As with any quantitative data analytics approach, it is important to understand if there is "missingness" (missing data) within the underlying data used in model fitting or parameterization. This is particularly important if the missingness has a pattern. There are many ways to account for missing data in a model, but the effects of any assumptions made about why the data is missing should be evaluated as part of the analysis. For example, an observation component can be included, building incomplete observation of data into the model. This is commonly required when incorporating disease surveillance data into a model, as usually not all cases are reported or detected. CFA incorporated models of incomplete observation when modeling Marburg virus, to understand the impact of surveillance efforts on the future trajectory of the outbreak. Another example of an approach to account for missing data is Nowcasting, where delays in reporting are estimated and corrected for to produce real-time estimates of what the likely "final" dataset will look like, once all data have been reported.

The value chosen for each parameter (e.g., how transmissible the pathogen is, how long people are infectious) in a model is key to consider. When choosing parameter values, it is important to ask whether they are consistent with previous literature—or, if there is no previous literature, if they are plausible and informed by evidence from similar pathogens. In addition, it is important to consider whether the parameter value and the data being used to create it actually apply to the context being modeled. For example, differences in access to healthcare between rural and urban areas could lead to different case-fatality ratios for to the same disease. Contact patterns and rates might vary by age and specific population group of interest. If parameter values are being fitted to the data within the model, final estimates should be checked for plausibility and ideally validated against secondary datasets. Sensitivity analyses explore the impact of parameter values on model outputs and the conclusions we make from them. A sensitivity analysis varies key parameters and explores how much changing these parameters changes model results. If the model is more "sensitive" to parameter choice, that means its output changes substantially when parameter values vary. If a model is very sensitive to parameter choice, its results should be interpreted with more caution.

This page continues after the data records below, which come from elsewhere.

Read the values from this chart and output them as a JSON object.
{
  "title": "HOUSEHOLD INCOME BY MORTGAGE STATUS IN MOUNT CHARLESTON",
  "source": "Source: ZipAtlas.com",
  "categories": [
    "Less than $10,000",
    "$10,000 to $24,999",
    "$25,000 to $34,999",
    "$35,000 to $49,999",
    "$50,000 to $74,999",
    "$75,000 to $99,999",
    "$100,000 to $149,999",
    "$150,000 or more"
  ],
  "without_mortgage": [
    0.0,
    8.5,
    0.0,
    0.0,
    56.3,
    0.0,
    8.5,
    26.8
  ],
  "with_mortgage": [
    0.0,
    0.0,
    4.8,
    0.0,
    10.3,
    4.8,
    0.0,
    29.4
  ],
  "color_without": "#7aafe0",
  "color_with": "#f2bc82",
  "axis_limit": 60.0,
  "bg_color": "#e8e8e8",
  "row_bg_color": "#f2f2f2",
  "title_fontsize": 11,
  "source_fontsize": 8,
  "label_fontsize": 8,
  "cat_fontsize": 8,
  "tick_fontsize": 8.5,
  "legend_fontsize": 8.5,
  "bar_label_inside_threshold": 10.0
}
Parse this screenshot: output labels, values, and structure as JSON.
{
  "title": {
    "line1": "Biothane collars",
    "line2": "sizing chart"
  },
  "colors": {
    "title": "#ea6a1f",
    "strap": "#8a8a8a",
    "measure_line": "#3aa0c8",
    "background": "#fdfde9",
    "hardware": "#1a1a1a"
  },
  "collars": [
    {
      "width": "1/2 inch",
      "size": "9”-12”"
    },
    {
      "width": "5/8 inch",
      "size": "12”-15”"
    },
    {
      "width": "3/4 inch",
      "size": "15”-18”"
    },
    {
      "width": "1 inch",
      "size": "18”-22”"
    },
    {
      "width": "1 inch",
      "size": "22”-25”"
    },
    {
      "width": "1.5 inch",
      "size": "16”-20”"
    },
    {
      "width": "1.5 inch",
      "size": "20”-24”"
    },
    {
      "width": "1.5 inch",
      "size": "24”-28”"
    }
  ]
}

Uncertainty and stochasticity are inherent to infectious disease systems. Quantifying this uncertainty and defining the range of plausible outcomes is essential to support decision-making and preparedness. Uncertainty can be incorporated into a model at several different points. There may be uncertainty in the input parameter values (e.g., population level immunity), or in the processes being modeled, or in the summary statistic reported from the model. Uncertainty in model output (e.g., forecasted hospitalization rates) is often reported using an interval range, which may be a confidence interval, credible interval, or prediction interval. While we are used to seeing confidence intervals given at the 95% interval, credible intervals and prediction intervals are sometimes reported at different levels, with 90%, 80% and 50% being most common. It is important to note which interval is being used when interpreting the uncertainty displayed in model results. When assessing a model, it is useful to look for: whether an appropriate uncertainty interval is reported, whether parameter uncertainty is appropriately included in the model (i.e., through using distributions for parameters rather than single values), and whether random variation is modeled in any way.